SLUMDOG MILLIONAIRE By Pierre Beemans (Film Review)
Just at a time when the theatres and video stores seem to be treating us to one long stream of inane teen-sex comedies, morbid slasher films, ghost-and-demon dramas and unbearably (and interminably) cute cartoons dressed up as feature films, along comes one that really makes one enjoy watching movies again. Now, if only they can do something about the reek of greasy french fries and oily popcorn that the customers stuff themselves with, the theatres themselves might become equally enjoyable.
On the movie side, I am talking about Slumdog Millionaire (produced by Danny Boyle), the story of an orphan street urchin who rises from the squalid slums of Bombay (now Mumbai) to become the unlikely finalist in Indias biggest and richest TV quiz show, Who wants to be a Millionaire? It has everything: a childhood romance that endures despite all odds, a brothers treachery and redemption, gangsters, child abuse, money, humour, suspense, little people against the system, a shy but indomitable hero and his achingly beautiful heroine. Plus actors light years above and ahead of what Hollywood offers these days, along with settings in an India that tourists never see or suspect.
The hero is Jamal, an unassuming twenty-something chaiwallah (tea waiter) from the teeming poverty-stricken underclass who carry Indias economic miracle on their backs. Somehow, he has made it to the semi-finals of the quiz show by correctly answering questions that a person of his background should never get and is lined up for the final million-dollar (well, 20,000,000 rupees, actually) prize the following day. We meet him as he is being tortured in a police station (on orders from the quiz host) to reveal how he must have cheated to come up with the answers in the first seven rounds. As Jamal painfully confesses to a bent-but-not-rotten inspector, each answer corresponds to a lesson learned at some twist or turn in his life, from the murder of his mother by a Hindu mob in one of Bombays periodic anti-Muslim riots to his experiences conning American tourists at the Taj Mahal. Running through it all is Latika, the orphan girl who has been his lifelong friend and unrequited love and Selim, the brother who alternates between betraying Jamal and saving his skin.

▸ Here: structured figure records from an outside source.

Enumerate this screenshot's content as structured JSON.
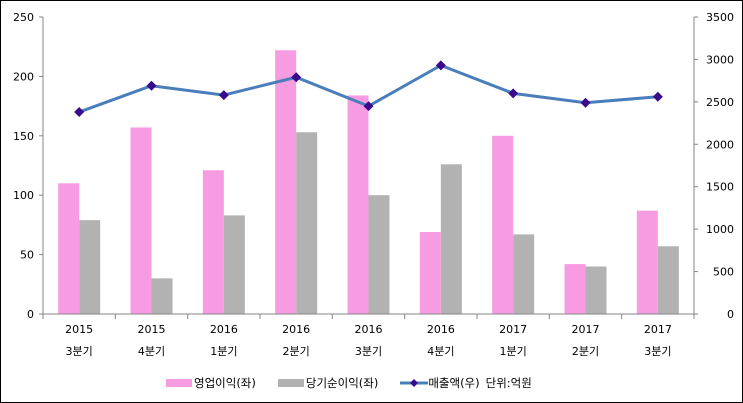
{
  "chart_data": {
    "type": "bar+line",
    "categories": [
      [
        "2015",
        "3분기"
      ],
      [
        "2015",
        "4분기"
      ],
      [
        "2016",
        "1분기"
      ],
      [
        "2016",
        "2분기"
      ],
      [
        "2016",
        "3분기"
      ],
      [
        "2016",
        "4분기"
      ],
      [
        "2017",
        "1분기"
      ],
      [
        "2017",
        "2분기"
      ],
      [
        "2017",
        "3분기"
      ]
    ],
    "series": [
      {
        "name": "영업이익(좌)",
        "type": "bar",
        "axis": "left",
        "color": "#f79be2",
        "values": [
          110,
          157,
          121,
          222,
          184,
          69,
          150,
          42,
          87
        ]
      },
      {
        "name": "당기순이익(좌)",
        "type": "bar",
        "axis": "left",
        "color": "#b2b2b2",
        "values": [
          79,
          30,
          83,
          153,
          100,
          126,
          67,
          40,
          57
        ]
      },
      {
        "name": "매출액(우)",
        "type": "line",
        "axis": "right",
        "color": "#4a7ebb",
        "marker_color": "#3a0a8c",
        "values": [
          2380,
          2690,
          2580,
          2790,
          2450,
          2930,
          2600,
          2490,
          2560
        ]
      }
    ],
    "unit_note": "단위:억원",
    "ylim_left": [
      0,
      250
    ],
    "yticks_left": [
      0,
      50,
      100,
      150,
      200,
      250
    ],
    "ylim_right": [
      0,
      3500
    ],
    "yticks_right": [
      0,
      500,
      1000,
      1500,
      2000,
      2500,
      3000,
      3500
    ],
    "grid": false,
    "legend": "bottom"
  }
}
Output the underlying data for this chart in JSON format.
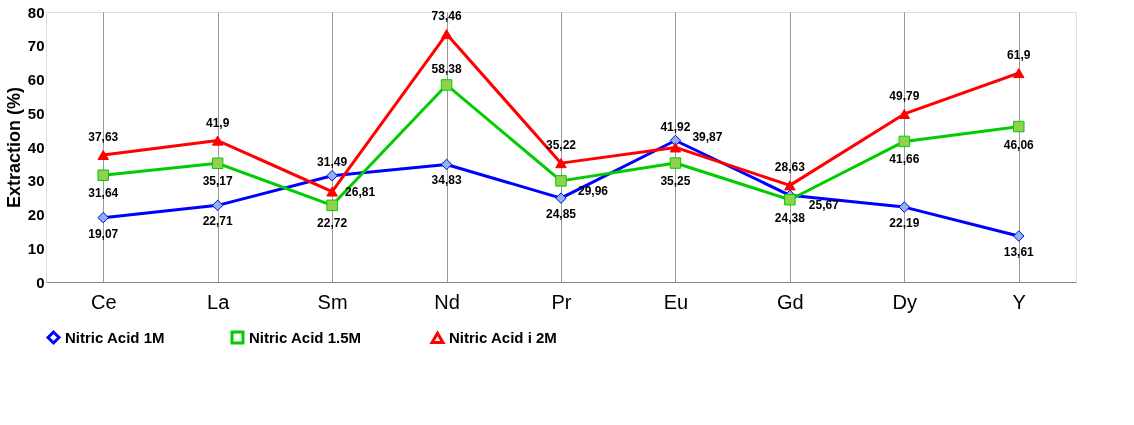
{
  "chart_data": {
    "type": "line",
    "ylabel": "Extraction (%)",
    "categories": [
      "Ce",
      "La",
      "Sm",
      "Nd",
      "Pr",
      "Eu",
      "Gd",
      "Dy",
      "Y"
    ],
    "ylim": [
      0,
      80
    ],
    "yticks": [
      0,
      10,
      20,
      30,
      40,
      50,
      60,
      70,
      80
    ],
    "grid": "x",
    "legend": "bottom",
    "series": [
      {
        "name": "Nitric Acid 1M",
        "color": "#0000ff",
        "marker": "diamond",
        "values": [
          19.07,
          22.71,
          31.49,
          34.83,
          24.85,
          41.92,
          25.67,
          22.19,
          13.61
        ],
        "value_labels": [
          "19,07",
          "22,71",
          "31,49",
          "34,83",
          "24,85",
          "41,92",
          "25,67",
          "22,19",
          "13,61"
        ]
      },
      {
        "name": "Nitric Acid  1.5M",
        "color": "#00cc00",
        "marker": "square",
        "values": [
          31.64,
          35.17,
          22.72,
          58.38,
          29.96,
          35.25,
          24.38,
          41.66,
          46.06
        ],
        "value_labels": [
          "31,64",
          "35,17",
          "22,72",
          "58,38",
          "29,96",
          "35,25",
          "24,38",
          "41,66",
          "46,06"
        ]
      },
      {
        "name": "Nitric Acid i 2M",
        "color": "#ff0000",
        "marker": "triangle",
        "values": [
          37.63,
          41.9,
          26.81,
          73.46,
          35.22,
          39.87,
          28.63,
          49.79,
          61.9
        ],
        "value_labels": [
          "37,63",
          "41,9",
          "26,81",
          "73,46",
          "35,22",
          "39,87",
          "28,63",
          "49,79",
          "61,9"
        ]
      }
    ]
  }
}
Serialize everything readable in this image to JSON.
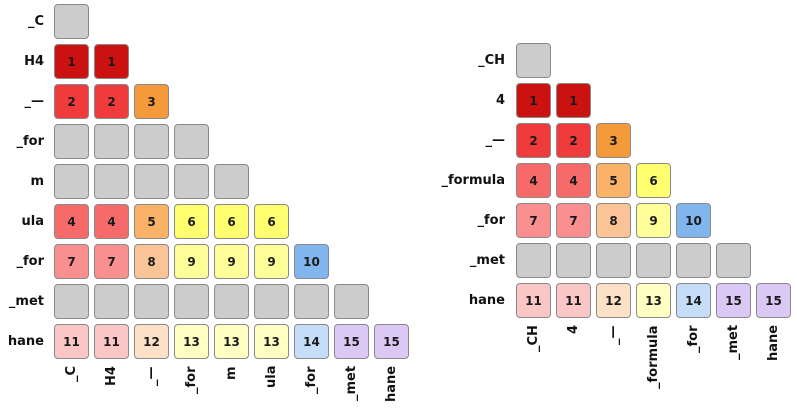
{
  "palette": {
    "empty": "#cccccc",
    "1": "#cc1111",
    "2": "#ef3b3b",
    "3": "#f59a3a",
    "4": "#f76a6a",
    "5": "#f9b268",
    "6": "#ffff70",
    "7": "#f98f8f",
    "8": "#fbc496",
    "9": "#ffff99",
    "10": "#80b5ee",
    "11": "#fac6c6",
    "12": "#fde1c6",
    "13": "#ffffc4",
    "14": "#c5ddf7",
    "15": "#dcc8f5"
  },
  "matrices": [
    {
      "row_labels": [
        "_C",
        "H4",
        "_—",
        "_for",
        "m",
        "ula",
        "_for",
        "_met",
        "hane"
      ],
      "col_labels": [
        "_C",
        "H4",
        "_—",
        "_for",
        "m",
        "ula",
        "_for",
        "_met",
        "hane"
      ],
      "rows": [
        [
          0
        ],
        [
          1,
          1
        ],
        [
          2,
          2,
          3
        ],
        [
          0,
          0,
          0,
          0
        ],
        [
          0,
          0,
          0,
          0,
          0
        ],
        [
          4,
          4,
          5,
          6,
          6,
          6
        ],
        [
          7,
          7,
          8,
          9,
          9,
          9,
          10
        ],
        [
          0,
          0,
          0,
          0,
          0,
          0,
          0,
          0
        ],
        [
          11,
          11,
          12,
          13,
          13,
          13,
          14,
          15,
          15
        ]
      ]
    },
    {
      "row_labels": [
        "_CH",
        "4",
        "_—",
        "_formula",
        "_for",
        "_met",
        "hane"
      ],
      "col_labels": [
        "_CH",
        "4",
        "_—",
        "_formula",
        "_for",
        "_met",
        "hane"
      ],
      "rows": [
        [
          0
        ],
        [
          1,
          1
        ],
        [
          2,
          2,
          3
        ],
        [
          4,
          4,
          5,
          6
        ],
        [
          7,
          7,
          8,
          9,
          10
        ],
        [
          0,
          0,
          0,
          0,
          0,
          0
        ],
        [
          11,
          11,
          12,
          13,
          14,
          15,
          15
        ]
      ]
    }
  ]
}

The movie takes us through each of these events flashing back to his childhood/youth and forward to the TV stage and the real life struggle to free Latika from the grip of the boss of the Bombay mafia. At each stage, from infancy through to adulthood, Jamal, Salim and Latika are played by different actors - all of whom imbue their roles with strength and authenticity. It is a masterpiece of coherent casting, acting and directing.
There are some pretty raw scenes of life in the slums and underworld of Bombay, such as the anti-Muslim pogrom (reminiscent of the massacres in Gujarat a few years ago), children being picked up off the garbage dumps by criminal gangs masquerading as orphanage operators, to be trained and - if necessary - maimed as beggars and prostitutes, teeming slums with sewage canals for swimming pools and laundry tubs. But there are also superbly funny scenes which it would spoil to describe beforehand, with none of the slapstick overacting or wink-wink innuendo that we are showered with in American (or Canadian) movies and TV.
Slumdog Millionaire is a film to lean back and enjoy, as drama, as acting and as social commentary. It is hard to imagine it not being a top contender for the best foreign film Oscar. Not to be missed when it comes to a theatre near you.
Postscript: Pierre was right, in fact the film won an incredible eight Oscars in 2008, including Best Picture.